Seeds black, flattened, saucer-shaped with a narrow flange around the edge, 2–3 mm long, surface smooth, hilum ventral.

Cultivated seedlings (measured at node 10): cotyledons reniform; stems round in cross-section, hairy, leaves usually sessile, rarely shortly petiolate, opposite to sub-opposite, orbicular to ovate to cordate, 2.3–6 cm long, 1.8–5 cm wide, glaucous, margins entire or irregularly crenate, apex broadly acute to rounded, base amplexicaul to lobed or rounded to truncate, lamina hairy on the margins, midrib and main lateral veins.
Flowering Time

Flowering has been recorded in January and July.

Notes

A tree widespread in desert parts of Western Australia from west of Sandstone to north-west South Australia and south-west central Australia. The bark is normally smooth and strikingly white although often spotted or occasionally with yellow-brown to red-brown loose flakes of rough bark. The branchlets, leaves, buds and fruit are glaucous, the adult leaves being small, dull, with round oil glands.

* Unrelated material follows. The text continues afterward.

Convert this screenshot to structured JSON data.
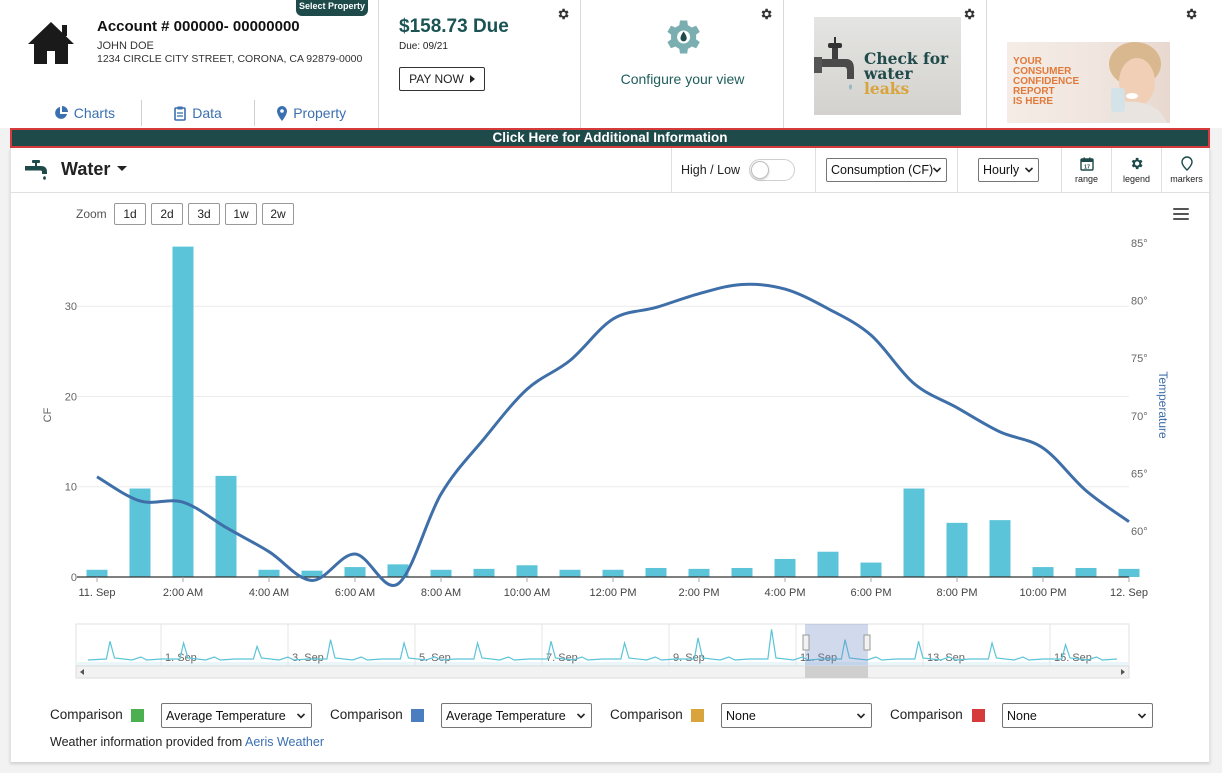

Eucalyptus gongylocarpa belongs to the taxonomically complex subgenus Eudesmia and is included in the section Limbatae, series Edentatae, subseries Acetabuliformes because of the combination of cotyledons reniform in shape and folded and clasping in embryo, seedlings stellate hairy, buds with very small inconspicuous calyx lobes on the midline of the bud which do not persist onto the rim of the fruit and stamens arranged in four bundles. It is placed in the subseries Acetabuliformes on its own as it is not closely related to any other species.

The shorter adult leaves, the narrower, glaucous fruit and the saucer-shaped seeds distinguish E. gongylocarpa from E. jucunda, the only other species in the series Edentatae.

Origin of Name
Eucalyptus gongylocarpa: Greek gongylo-, ball-shaped and karpos, fruit, referring to the fruit.